Thom : Yes, in some way. But we also had to start the album with something very energetic, because we had been away for so long ... We had to find the best way to give people entrance doors, and also moments of rest within the album, while remaining very coherent with this idea of making the best possible thing. And also, I hope that when they reach a certain point of the album, people get totally lost, not knowing what to expect. I hope this album put them in a state of mind open to all possibilities.

Anyway it is a less angry album, less upset against its era.

Thom : Yes, but I don't know why.

Is it more intimate because it took more time to make it?

Ed : I think that it's the time of the life that imposed itself on us. I was listening again to The Bends and I was struck to hear at what point that album was choleric, whiny, with a lot of energy, but hugely possessed by anger. There was a lot of it as well in Hail To The Thief. But for this very album [In Rainbows], anger was not the most appropriate emotion. For example, one of the things I love this time in Thom's lyrics, is their timelessness. The first lines of the song House Of Cards "I don't wanna be your friend, I wanna be your lover" could be drawn from a song by Sam Cooke, Stevie Wonder, Prince. These words hit right, in something very intimate.
Thom : Hail To The Thief was trying to start a fight, a battle. But I think that when recording In Rainbows, I was very tired of absorbing the external world within our music. And the intimate nature of this album is a kind of personal answer to a strange climate of general fear. It's our way of closing the shutters, to let the survival instinct guide us : not trusting anything else and relying only on the people around you.

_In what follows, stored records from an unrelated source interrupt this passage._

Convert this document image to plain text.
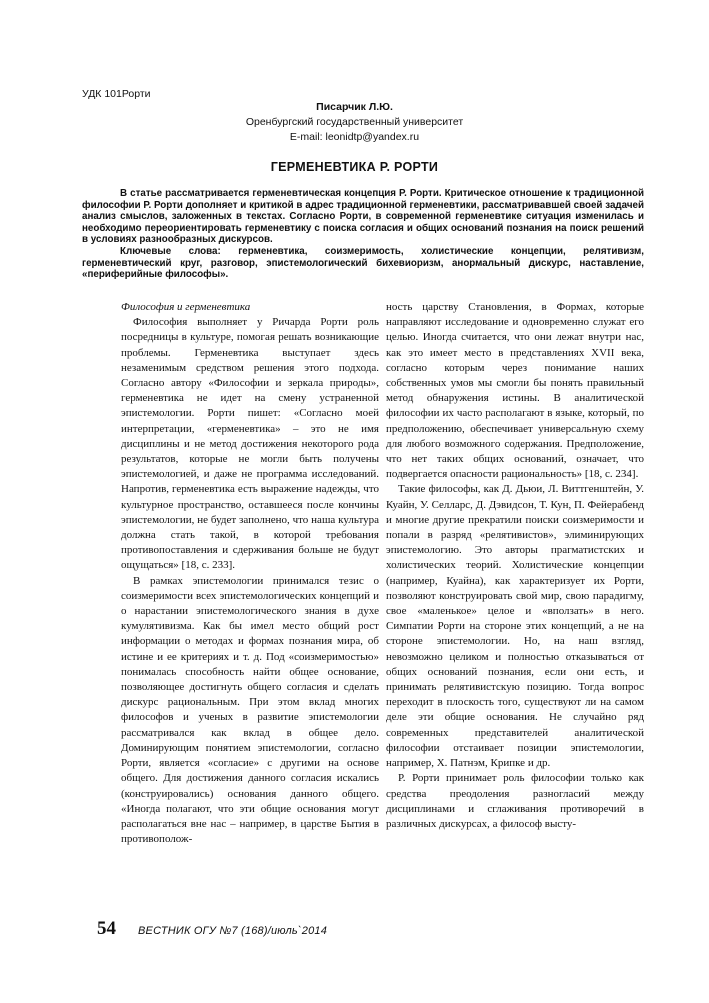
УДК 101Рорти
Писарчик Л.Ю.
Оренбургский государственный университет
E-mail: leonidtp@yandex.ru
ГЕРМЕНЕВТИКА Р. РОРТИ

В статье рассматривается герменевтическая концепция Р. Рорти. Критическое отношение к традиционной философии Р. Рорти дополняет и критикой в адрес традиционной герменевтики, рассматривавшей своей задачей анализ смыслов, заложенных в текстах. Согласно Рорти, в современной герменевтике ситуация изменилась и необходимо переориентировать герменевтику с поиска согласия и общих оснований познания на поиск решений в условиях разнообразных дискурсов.

Ключевые слова: герменевтика, соизмеримость, холистические концепции, релятивизм, герменевтический круг, разговор, эпистемологический бихевиоризм, анормальный дискурс, наставление, «периферийные философы».

Философия и герменевтика

Философия выполняет у Ричарда Рорти роль посредницы в культуре, помогая решать возникающие проблемы. Герменевтика выступает здесь незаменимым средством решения этого подхода. Согласно автору «Философии и зеркала природы», герменевтика не идет на смену устраненной эпистемологии. Рорти пишет: «Согласно моей интерпретации, «герменевтика» – это не имя дисциплины и не метод достижения некоторого рода результатов, которые не могли быть получены эпистемологией, и даже не программа исследований. Напротив, герменевтика есть выражение надежды, что культурное пространство, оставшееся после кончины эпистемологии, не будет заполнено, что наша культура должна стать такой, в которой требования противопоставления и сдерживания больше не будут ощущаться» [18, с. 233].

В рамках эпистемологии принимался тезис о соизмеримости всех эпистемологических концепций и о нарастании эпистемологического знания в духе кумулятивизма. Как бы имел место общий рост информации о методах и формах познания мира, об истине и ее критериях и т. д. Под «соизмеримостью» понималась способность найти общее основание, позволяющее достигнуть общего согласия и сделать дискурс рациональным. При этом вклад многих философов и ученых в развитие эпистемологии рассматривался как вклад в общее дело. Доминирующим понятием эпистемологии, согласно Рорти, является «согласие» с другими на основе общего. Для достижения данного согласия искались (конструировались) основания данного общего. «Иногда полагают, что эти общие основания могут располагаться вне нас – например, в царстве Бытия в противополож-

ность царству Становления, в Формах, которые направляют исследование и одновременно служат его целью. Иногда считается, что они лежат внутри нас, как это имеет место в представлениях XVII века, согласно которым через понимание наших собственных умов мы смогли бы понять правильный метод обнаружения истины. В аналитической философии их часто располагают в языке, который, по предположению, обеспечивает универсальную схему для любого возможного содержания. Предположение, что нет таких общих оснований, означает, что подвергается опасности рациональность» [18, с. 234].

Такие философы, как Д. Дьюи, Л. Виттгенштейн, У. Куайн, У. Селларс, Д. Дэвидсон, Т. Кун, П. Фейерабенд и многие другие прекратили поиски соизмеримости и попали в разряд «релятивистов», элиминирующих эпистемологию. Это авторы прагматистских и холистических теорий. Холистические концепции (например, Куайна), как характеризует их Рорти, позволяют конструировать свой мир, свою парадигму, свое «маленькое» целое и «вползать» в него. Симпатии Рорти на стороне этих концепций, а не на стороне эпистемологии. Но, на наш взгляд, невозможно целиком и полностью отказываться от общих оснований познания, если они есть, и принимать релятивистскую позицию. Тогда вопрос переходит в плоскость того, существуют ли на самом деле эти общие основания. Не случайно ряд современных представителей аналитической философии отстаивает позиции эпистемологии, например, Х. Патнэм, Крипке и др.

Р. Рорти принимает роль философии только как средства преодоления разногласий между дисциплинами и сглаживания противоречий в различных дискурсах, а философ высту-

54 ВЕСТНИК ОГУ №7 (168)/июль`2014
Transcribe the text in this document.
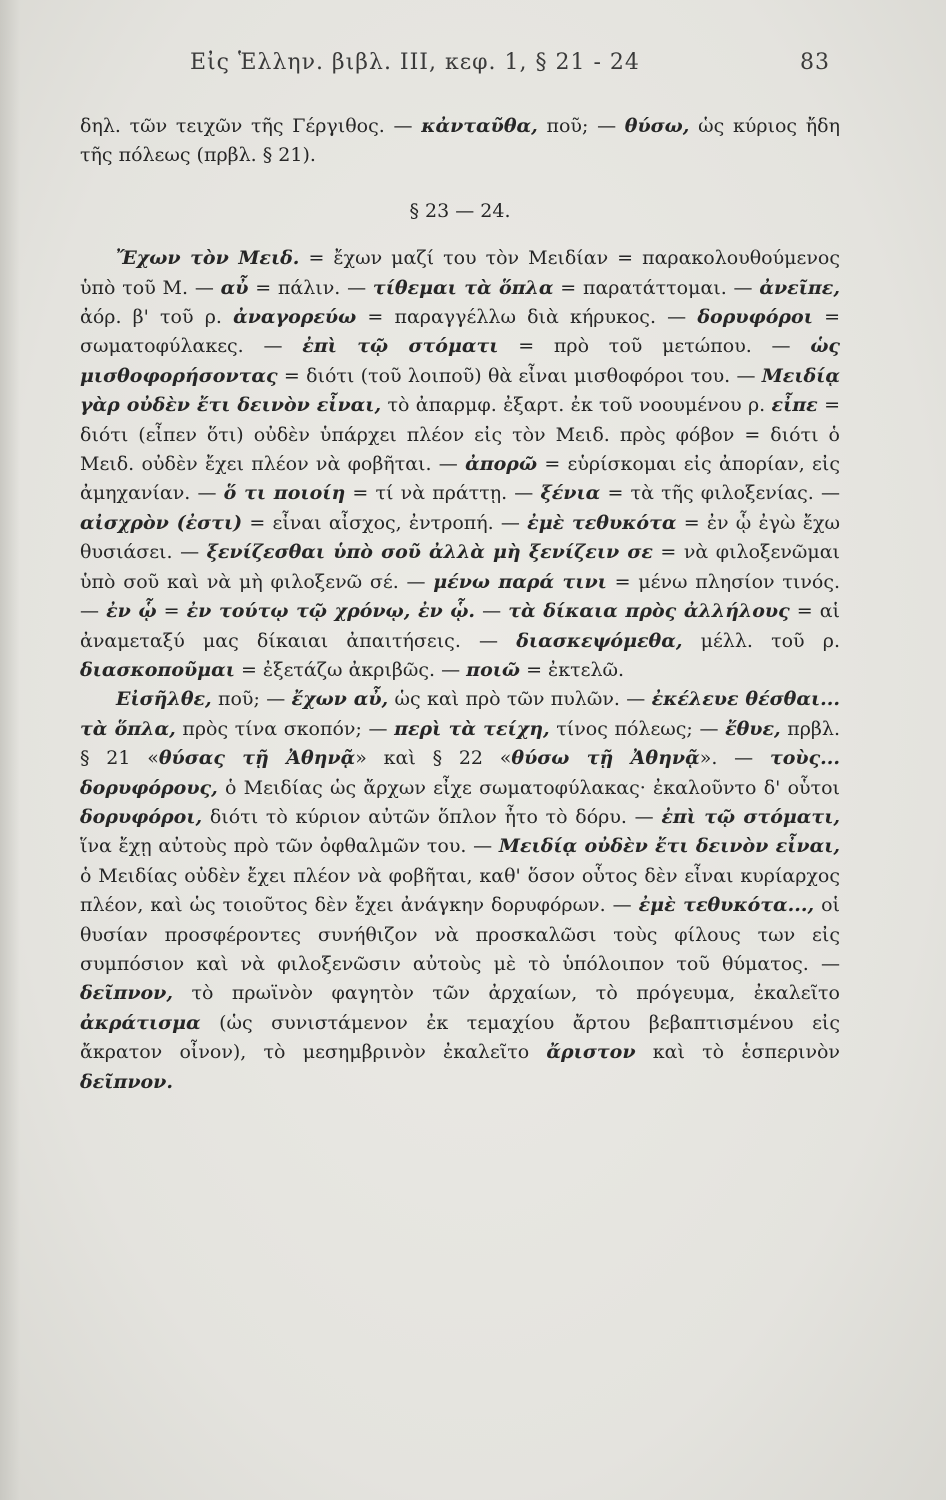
Εἰς Ἑλλην. βιβλ. ΙΙΙ, κεφ. 1, § 21 - 24	83

δηλ. τῶν τειχῶν τῆς Γέργιθος. — κἀνταῦθα, ποῦ; — θύσω, ὡς κύριος ἤδη τῆς πόλεως (πρβλ. § 21).

§ 23 — 24.

Ἔχων τὸν Μειδ. = ἔχων μαζί του τὸν Μειδίαν = παρακολουθούμενος ὑπὸ τοῦ Μ. — αὖ = πάλιν. — τίθεμαι τὰ ὅπλα = παρατάττομαι. — ἀνεῖπε, ἀόρ. β' τοῦ ρ. ἀναγορεύω = παραγγέλλω διὰ κήρυκος. — δορυφόροι = σωματοφύλακες. — ἐπὶ τῷ στόματι = πρὸ τοῦ μετώπου. — ὡς μισθοφορήσοντας = διότι (τοῦ λοιποῦ) θὰ εἶναι μισθοφόροι του. — Μειδίᾳ γὰρ οὐδὲν ἔτι δεινὸν εἶναι, τὸ ἀπαρμφ. ἐξαρτ. ἐκ τοῦ νοουμένου ρ. εἶπε = διότι (εἶπεν ὅτι) οὐδὲν ὑπάρχει πλέον εἰς τὸν Μειδ. πρὸς φόβον = διότι ὁ Μειδ. οὐδὲν ἔχει πλέον νὰ φοβῆται. — ἀπορῶ = εὑρίσκομαι εἰς ἀπορίαν, εἰς ἀμηχανίαν. — ὅ τι ποιοίη = τί νὰ πράττῃ. — ξένια = τὰ τῆς φιλοξενίας. — αἰσχρὸν (ἐστι) = εἶναι αἶσχος, ἐντροπή. — ἐμὲ τεθυκότα = ἐν ᾧ ἐγὼ ἔχω θυσιάσει. — ξενίζεσθαι ὑπὸ σοῦ ἀλλὰ μὴ ξενίζειν σε = νὰ φιλοξενῶμαι ὑπὸ σοῦ καὶ νὰ μὴ φιλοξενῶ σέ. — μένω παρά τινι = μένω πλησίον τινός. — ἐν ᾧ = ἐν τούτῳ τῷ χρόνῳ, ἐν ᾧ. — τὰ δίκαια πρὸς ἀλλήλους = αἱ ἀναμεταξύ μας δίκαιαι ἀπαιτήσεις. — διασκεψόμεθα, μέλλ. τοῦ ρ. διασκοποῦμαι = ἐξετάζω ἀκριβῶς. — ποιῶ = ἐκτελῶ.

Εἰσῆλθε, ποῦ; — ἔχων αὖ, ὡς καὶ πρὸ τῶν πυλῶν. — ἐκέλευε θέσθαι... τὰ ὅπλα, πρὸς τίνα σκοπόν; — περὶ τὰ τείχη, τίνος πόλεως; — ἔθυε, πρβλ. § 21 «θύσας τῇ Ἀθηνᾷ» καὶ § 22 «θύσω τῇ Ἀθηνᾷ». — τοὺς... δορυφόρους, ὁ Μειδίας ὡς ἄρχων εἶχε σωματοφύλακας· ἐκαλοῦντο δ' οὗτοι δορυφόροι, διότι τὸ κύριον αὐτῶν ὅπλον ἦτο τὸ δόρυ. — ἐπὶ τῷ στόματι, ἵνα ἔχῃ αὐτοὺς πρὸ τῶν ὀφθαλμῶν του. — Μειδίᾳ οὐδὲν ἔτι δεινὸν εἶναι, ὁ Μειδίας οὐδὲν ἔχει πλέον νὰ φοβῆται, καθ' ὅσον οὗτος δὲν εἶναι κυρίαρχος πλέον, καὶ ὡς τοιοῦτος δὲν ἔχει ἀνάγκην δορυφόρων. — ἐμὲ τεθυκότα..., οἱ θυσίαν προσφέροντες συνήθιζον νὰ προσκαλῶσι τοὺς φίλους των εἰς συμπόσιον καὶ νὰ φιλοξενῶσιν αὐτοὺς μὲ τὸ ὑπόλοιπον τοῦ θύματος. — δεῖπνον, τὸ πρωϊνὸν φαγητὸν τῶν ἀρχαίων, τὸ πρόγευμα, ἐκαλεῖτο ἀκράτισμα (ὡς συνιστάμενον ἐκ τεμαχίου ἄρτου βεβαπτισμένου εἰς ἄκρατον οἶνον), τὸ μεσημβρινὸν ἐκαλεῖτο ἄριστον καὶ τὸ ἑσπερινὸν δεῖπνον.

Is it easy to do ? What was profoundly different this time ?
Thom : I work with what I have, I make do with what is at hand. For now, I have more than enough of the copy/paste. But also of the "stream of consciousness", of the fact of setting down my thoughts on pages and pages. This time, the first draft imposed itself most of the time. It's doubtlessly the first time that I leave it so much to my instinct. Usually, the songs take time to come out, I think a lot about their meaning. There, I tried to avoid this process and I tried to spit everything out, to make everything spurt at one stroke. What I feared with making interviews, was having to explain all these things that I actually wrote in a very spontaneous way.
Ed : There have been very similar moments to what we used to do before. But it was obvious that there were different things occurring there. And it's only afterwards, during the interviews, that I understood, by listening to Thom expressing himself, analysing himself, that he had really changed some things, but also that this time he didn't want to explain too much his lyrics. Personally, I've been very touched by the lyrics of this album, by what they tell on the human condition and how they get to universality : after all, we are not different from other people.
--Les Inrockuptibles

For example, the song about fish, "Weird Fishes/Arpeggi". People are poisoning the sea, you’re singing, where do the poor fish have to go?

Thom: You know what it is? The entire time I was busy writing, I wanted to get away from these things. I was worried about those themes entering my work. But it was just there, whether I wanted it or not. To me, the most important line on this record is the word denial in "House of Cards", because that’s what it all comes from. Denial in every possible meaning. It was the only time I was aware of that.

What you’re talking about. At the end of the song, you sing your ears should be burning. Burning with shame, no? The human race should be thoroughly ashamed.

Thom: Yeah, you could say that. But of all the lyrics I’ve ever written, I hope that the ones on this record will deliver the widest range of interpretations.